Überfischung, Lebensraumzerstörung und Klimawandel: Die Machenschaften des Menschen führen bekanntlich zu teils großen Verlusten bei vielen Meerestierarten. Besonders stark betroffen sind dabei die Räuber der Ozeane: Die weltweiten Haipopulationen sind drastisch eingebrochen und einige Arten sind vom Aussterben bedroht. Dieser Schaden bleibt dabei nicht nur auf die Raubfische selbst beschränkt: Vor allem in Korallenriffen spielen sie eine wichtige ökologische Rolle – ihr Verlust kann die Lebensgemeinschaften somit in kritischer Weise aus dem Gleichgewichtig bringen. Um gegenzusteuern, sind Informationen über den genauen Einfluss des Menschen wichtig. „Wir benötigen dazu Einblicke, wie eine gesunde Hai-Gemeinschaft in Korallenriffen vor der menschlichen Ausbeutung ausgesehen hat”, sagt Erin Dillon von der University of California in Santa Barbara.
Winzige Spuren in Sedimenten
Sie und ihre Kollegen haben nun ausgelotet, inwieweit sich die Untersuchung von Hai-Hautzähnchen (Dentikel) in Sedimenten für die Gewinnung von Daten zur Entwicklung der Größe und Vielfalt bei den Haibeständen in Korallenriffen eignet. Es handelt sich dabei um die winzigen Schuppen, die den Körper dieser Fische bedecken. Sie verringern den Widerstand beim Schwimmen und schützen die Tiere vor Schäden. „Die Dentikel sind der Grund dafür, dass sich die Haihaut beim Darüberstreichen in einer Richtung glatt, in der anderen aber rau wie Sandpapier anfühlt. Haie sind von Millionen dieser winzigen Zähnchen bedeckt”, erklärt Dillon. Im Laufe ihres Lebens werfen die Fische durch Regenerationsprozesse ihre Dentikel ständig ab, wodurch sie sich in Sedimenten ansammeln. Durch unterschiedliche Merkmale lassen sie sich dabei auch verschiedenen Vertretern der Haie zuordnen.

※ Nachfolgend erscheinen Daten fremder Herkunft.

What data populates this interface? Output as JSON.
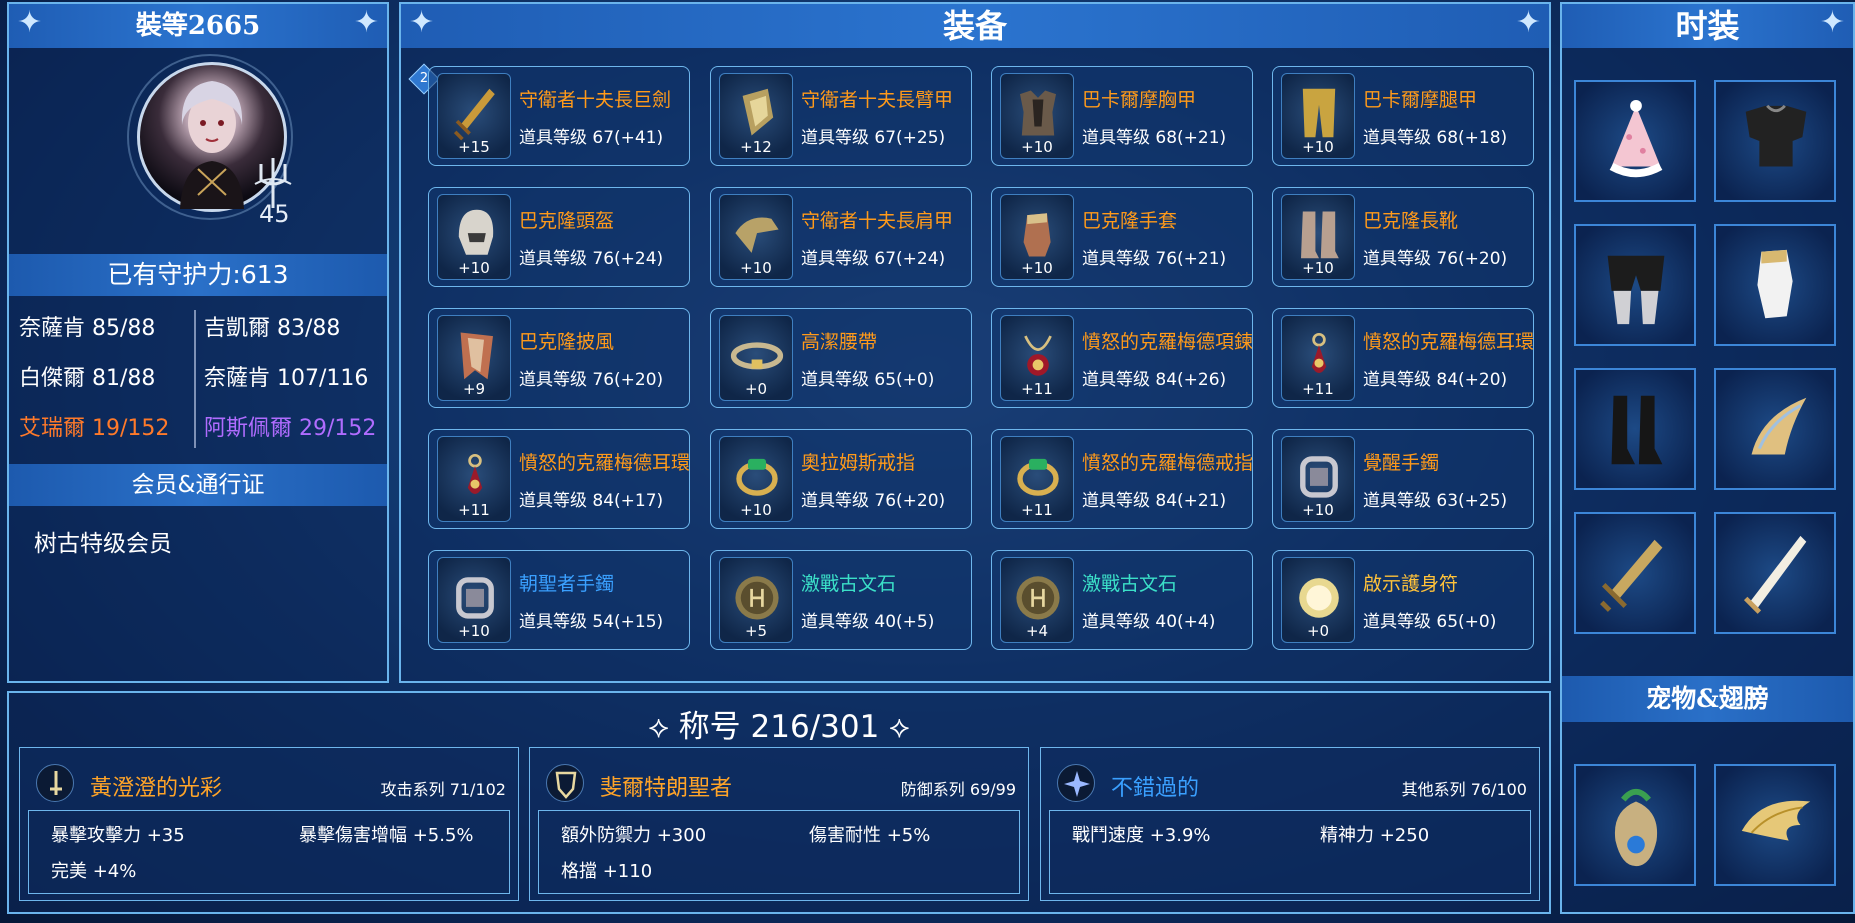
{
  "left": {
    "title": "裝等2665",
    "level": "45",
    "guard": "已有守护力:613",
    "stats": [
      {
        "text": "奈薩肯 85/88",
        "color": "#ffffff"
      },
      {
        "text": "吉凱爾 83/88",
        "color": "#ffffff"
      },
      {
        "text": "白傑爾 81/88",
        "color": "#ffffff"
      },
      {
        "text": "奈薩肯 107/116",
        "color": "#ffffff"
      },
      {
        "text": "艾瑞爾 19/152",
        "color": "#ff7a2a"
      },
      {
        "text": "阿斯佩爾 29/152",
        "color": "#b06cff"
      }
    ],
    "member_title": "会员&通行证",
    "member_text": "树古特级会员"
  },
  "equip": {
    "title": "装备",
    "badge": "2",
    "items": [
      {
        "name": "守衛者十夫長巨劍",
        "level": "道具等级 67(+41)",
        "plus": "+15",
        "icon": "greatsword-icon",
        "color": "orange"
      },
      {
        "name": "守衛者十夫長臂甲",
        "level": "道具等级 67(+25)",
        "plus": "+12",
        "icon": "bracer-icon",
        "color": "orange"
      },
      {
        "name": "巴卡爾摩胸甲",
        "level": "道具等级 68(+21)",
        "plus": "+10",
        "icon": "chestplate-icon",
        "color": "orange"
      },
      {
        "name": "巴卡爾摩腿甲",
        "level": "道具等级 68(+18)",
        "plus": "+10",
        "icon": "leggings-icon",
        "color": "orange"
      },
      {
        "name": "巴克隆頭盔",
        "level": "道具等级 76(+24)",
        "plus": "+10",
        "icon": "helmet-icon",
        "color": "orange"
      },
      {
        "name": "守衛者十夫長肩甲",
        "level": "道具等级 67(+24)",
        "plus": "+10",
        "icon": "shoulder-icon",
        "color": "orange"
      },
      {
        "name": "巴克隆手套",
        "level": "道具等级 76(+21)",
        "plus": "+10",
        "icon": "gloves-icon",
        "color": "orange"
      },
      {
        "name": "巴克隆長靴",
        "level": "道具等级 76(+20)",
        "plus": "+10",
        "icon": "boots-icon",
        "color": "orange"
      },
      {
        "name": "巴克隆披風",
        "level": "道具等级 76(+20)",
        "plus": "+9",
        "icon": "cape-icon",
        "color": "orange"
      },
      {
        "name": "高潔腰帶",
        "level": "道具等级 65(+0)",
        "plus": "+0",
        "icon": "belt-icon",
        "color": "orange"
      },
      {
        "name": "憤怒的克羅梅德項鍊",
        "level": "道具等级 84(+26)",
        "plus": "+11",
        "icon": "necklace-icon",
        "color": "orange"
      },
      {
        "name": "憤怒的克羅梅德耳環",
        "level": "道具等级 84(+20)",
        "plus": "+11",
        "icon": "earring-icon",
        "color": "orange"
      },
      {
        "name": "憤怒的克羅梅德耳環",
        "level": "道具等级 84(+17)",
        "plus": "+11",
        "icon": "earring-icon",
        "color": "orange"
      },
      {
        "name": "奧拉姆斯戒指",
        "level": "道具等级 76(+20)",
        "plus": "+10",
        "icon": "ring-icon",
        "color": "orange"
      },
      {
        "name": "憤怒的克羅梅德戒指",
        "level": "道具等级 84(+21)",
        "plus": "+11",
        "icon": "ring-icon",
        "color": "orange"
      },
      {
        "name": "覺醒手鐲",
        "level": "道具等级 63(+25)",
        "plus": "+10",
        "icon": "bracelet-icon",
        "color": "orange"
      },
      {
        "name": "朝聖者手鐲",
        "level": "道具等级 54(+15)",
        "plus": "+10",
        "icon": "bracelet-icon",
        "color": "blue"
      },
      {
        "name": "激戰古文石",
        "level": "道具等级 40(+5)",
        "plus": "+5",
        "icon": "runestone-icon",
        "color": "cyan"
      },
      {
        "name": "激戰古文石",
        "level": "道具等级 40(+4)",
        "plus": "+4",
        "icon": "runestone-icon",
        "color": "cyan"
      },
      {
        "name": "啟示護身符",
        "level": "道具等级 65(+0)",
        "plus": "+0",
        "icon": "amulet-icon",
        "color": "gold"
      }
    ]
  },
  "fashion": {
    "title": "时装",
    "items": [
      {
        "icon": "party-hat-icon"
      },
      {
        "icon": "top-icon"
      },
      {
        "icon": "shorts-icon"
      },
      {
        "icon": "glove-icon"
      },
      {
        "icon": "boots-icon"
      },
      {
        "icon": "wing-ornament-icon"
      },
      {
        "icon": "weapon-skin-icon"
      },
      {
        "icon": "sword-skin-icon"
      }
    ],
    "pets_title": "宠物&翅膀",
    "pets": [
      {
        "icon": "pet-icon"
      },
      {
        "icon": "wings-icon"
      }
    ]
  },
  "titles": {
    "header": "称号 216/301",
    "cards": [
      {
        "name": "黃澄澄的光彩",
        "category": "攻击系列 71/102",
        "color": "orange",
        "icon": "sword-emblem-icon",
        "stats": [
          "暴擊攻擊力 +35",
          "暴擊傷害增幅 +5.5%",
          "完美 +4%"
        ]
      },
      {
        "name": "斐爾特朗聖者",
        "category": "防御系列 69/99",
        "color": "orange",
        "icon": "shield-emblem-icon",
        "stats": [
          "額外防禦力 +300",
          "傷害耐性 +5%",
          "格擋 +110"
        ]
      },
      {
        "name": "不錯過的",
        "category": "其他系列 76/100",
        "color": "blue",
        "icon": "star-emblem-icon",
        "stats": [
          "戰鬥速度 +3.9%",
          "精神力 +250"
        ]
      }
    ]
  }
}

Im Rahmen ihrer Studie haben die Wissenschaftler die Häufigkeit und Zusammensetzung von fossilen Hai-Dentikeln aus Meeressedimenten eines etwa 7000 Jahre alten Korallenriffs an der Küste Panamas untersucht. Das Alter der Schichten wurde dabei mittels der sogenannten Uran-Thorium-Datierung bestimmt. Die Ergebnisse wurden anschließen mit Befunden von Hai-Dentikeln in modernen Ablagerungen verglichen. Die Forscher erfassten auch Informationen über die Besiedlungsgeschichte sowie Fischereipraktiken in der Region, um die gewonnen Daten in einen Zusammenhang mit dem Einfluss des Menschen stellen zu können.
Rückgang um über 70 Prozent
Dabei zeichnete sich grundlegend ab: Die Häufigkeit der Dentikel und damit die Populationsdichte bei den Haien war mehr als dreimal so hoch, bevor der Mensch begann, die Meeresressourcen in der Region zu nutzen. Es zeigte sich, dass die Häufigkeiten aller Dentikel-Typen im Laufe der Zeit abnahmen, aber diejenigen, die von kommerziell gefischten Arten stammen, gingen am stärksten zurück. Der größte Schwund war dabei bei den schnell schwimmenden Arten – den sogenannten pelagischen Haien wie Hammerhaien und Requiemhaien zu verzeichnen. Der weitaus steilste Rückgang der Vorkommen setzte dabei im späten 20. Jahrhundert ein. Wie die Forscher erklären, zeichnet sich die verstärkte Bejagung an der Küste Panamas ab, die selektiv auf pelagische Haie abzielte. Doch der Rückgang bei den Ammenhaien, die nur selten gefangen wurden, deutet darauf hin, dass auch indirekte Faktoren wie Beeinträchtigungen des Lebensraums oder der Verlust von Beutetieren eine wichtige Beeinträchtigung darstellen.